SCOOP ! La disposition des volets, de la jalousie et des vitraux hauts est pratiquement la même que dans un couple de fenêtres que nous connaissons bien : comme si le panneau de Madrid nous montrait, mais de l’extérieur, la chambre même où l’Annonciation de Bruxelles a eu lieu !
Le porche de Marie
Marie se trouve sous un porche en avancée par rapport au palais de David. Cette disposition laisse la place d’une porte latérale devant laquelle se trouve l’Ange, tandis que par la fenêtre au dessus le rayon lumineux envoyé par Dieu traverse le vitrail.
Les sept rayons de l’Esprit Saint frappent le vitrail, mais un seul le traverse, en direction de la tête de la Vierge.
On reconnait en Marie une copie parfaite de celle du retable de Mérode, assise sur le marchepied, portant exactement la même robe, mais avec inversion des couleurs rouge et bleu de la robe et du coussin.
De plus, les caractères coufiques sont passés du vase au galon de la robe.
Différence de taille : des rayons de lumière l’auréolent déjà, bien que le rayon unique émis par Dieu, qui remplace ici l’Enfant Jésus miniature, ne soit pas encore parvenu jusqu’à sa tête.
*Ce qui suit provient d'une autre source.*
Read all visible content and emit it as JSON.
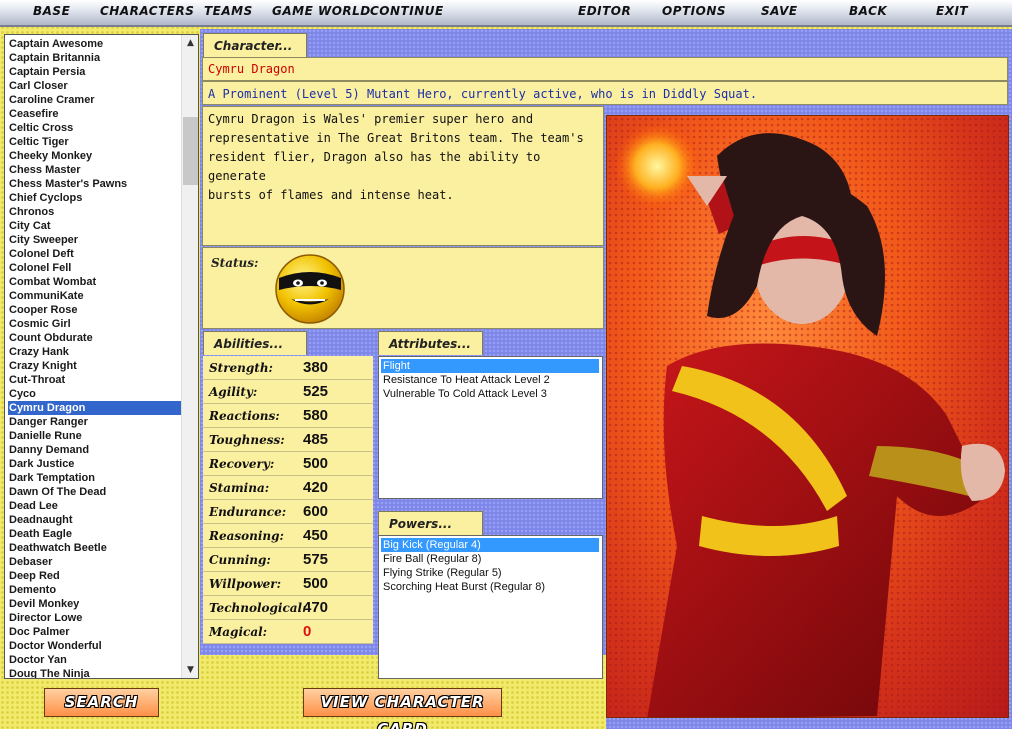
{
  "menu": [
    "BASE",
    "CHARACTERS",
    "TEAMS",
    "GAME WORLD",
    "CONTINUE",
    "EDITOR",
    "OPTIONS",
    "SAVE",
    "BACK",
    "EXIT"
  ],
  "character_list": [
    "Captain Awesome",
    "Captain Britannia",
    "Captain Persia",
    "Carl Closer",
    "Caroline Cramer",
    "Ceasefire",
    "Celtic Cross",
    "Celtic Tiger",
    "Cheeky Monkey",
    "Chess Master",
    "Chess Master's Pawns",
    "Chief Cyclops",
    "Chronos",
    "City Cat",
    "City Sweeper",
    "Colonel Deft",
    "Colonel Fell",
    "Combat Wombat",
    "CommuniKate",
    "Cooper Rose",
    "Cosmic Girl",
    "Count Obdurate",
    "Crazy Hank",
    "Crazy Knight",
    "Cut-Throat",
    "Cyco",
    "Cymru Dragon",
    "Danger Ranger",
    "Danielle Rune",
    "Danny Demand",
    "Dark Justice",
    "Dark Temptation",
    "Dawn Of The Dead",
    "Dead Lee",
    "Deadnaught",
    "Death Eagle",
    "Deathwatch Beetle",
    "Debaser",
    "Deep Red",
    "Demento",
    "Devil Monkey",
    "Director Lowe",
    "Doc Palmer",
    "Doctor Wonderful",
    "Doctor Yan",
    "Doug The Ninja"
  ],
  "selected_character": "Cymru Dragon",
  "character": {
    "tab_label": "Character...",
    "name": "Cymru Dragon",
    "summary": "A Prominent (Level 5) Mutant Hero, currently active, who is in Diddly Squat.",
    "bio_lines": [
      "Cymru Dragon is Wales' premier super hero and",
      "representative in The Great Britons team. The team's",
      "resident flier, Dragon also has the ability to generate",
      "bursts of flames and intense heat."
    ],
    "status_label": "Status:"
  },
  "abilities": {
    "tab_label": "Abilities...",
    "rows": [
      {
        "label": "Strength:",
        "value": "380"
      },
      {
        "label": "Agility:",
        "value": "525"
      },
      {
        "label": "Reactions:",
        "value": "580"
      },
      {
        "label": "Toughness:",
        "value": "485"
      },
      {
        "label": "Recovery:",
        "value": "500"
      },
      {
        "label": "Stamina:",
        "value": "420"
      },
      {
        "label": "Endurance:",
        "value": "600"
      },
      {
        "label": "Reasoning:",
        "value": "450"
      },
      {
        "label": "Cunning:",
        "value": "575"
      },
      {
        "label": "Willpower:",
        "value": "500"
      },
      {
        "label": "Technological:",
        "value": "470"
      },
      {
        "label": "Magical:",
        "value": "0"
      }
    ]
  },
  "attributes": {
    "tab_label": "Attributes...",
    "items": [
      "Flight",
      "Resistance To Heat Attack Level 2",
      "Vulnerable To Cold Attack Level 3"
    ],
    "selected": 0
  },
  "powers": {
    "tab_label": "Powers...",
    "items": [
      "Big Kick (Regular 4)",
      "Fire Ball (Regular 8)",
      "Flying Strike (Regular 5)",
      "Scorching Heat Burst (Regular 8)"
    ],
    "selected": 0
  },
  "buttons": {
    "search": "SEARCH",
    "view_card": "VIEW CHARACTER CARD"
  },
  "colors": {
    "accent_red": "#cc0000",
    "summary_blue": "#1b2fa8",
    "panel": "#fbf0a0",
    "selection": "#3366cc",
    "background_yellow": "#f2ea6a",
    "background_blue": "#7d85e6"
  },
  "icons": {
    "status_icon": "masked-smiley-icon",
    "scroll_up": "chevron-up-icon",
    "scroll_down": "chevron-down-icon"
  }
}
La lumière de Marie s’allume donc d’elle-même à l’approche du rayon unique, comme pour aller à sa rencontre de son Divin Fils, manière de préfigurer l’acceptation qu’elle n’a pas encore exprimée.
On remarque dans le panneau de Madrid un coussin supplémentaire, posé en arrière de Marie sur le banc. Celui-ci n’est pas tournis mais fixe, fait sur mesure pour épouser les colonnes du porche.
L’Ange
L’Ange est également une copie : même main gauche posée sur le genou, même main droite levée, mais tenant un bâton de messager au lieu de faire le geste de demander la parole. Son vêtement, toujours sacerdotal, s’est enrichi : c’est celui d’un évêque et non plus d’un diacre.
En cours d’agenouillement, on comprend qu’il n’ira pas plus loin : à la différence du panneau de Mérode, il ne passera pas le seuil.
Un faisceau concerté de différences
Tout en étant graphiquement très proche du panneau de Mérode, le panneau de Madrid semble en prendre le contrepieds de manière systématique, au point que certains ont pu penser à un pastiche délibéré :
- inversion des couleurs ;
- caractères coufiques transportés du vase à la robe ;
- ange monté en grade et stoppé sur le seuil ;
- banc fixe ;
- auréole allumée (par opposition à la bougie qui s’éteint).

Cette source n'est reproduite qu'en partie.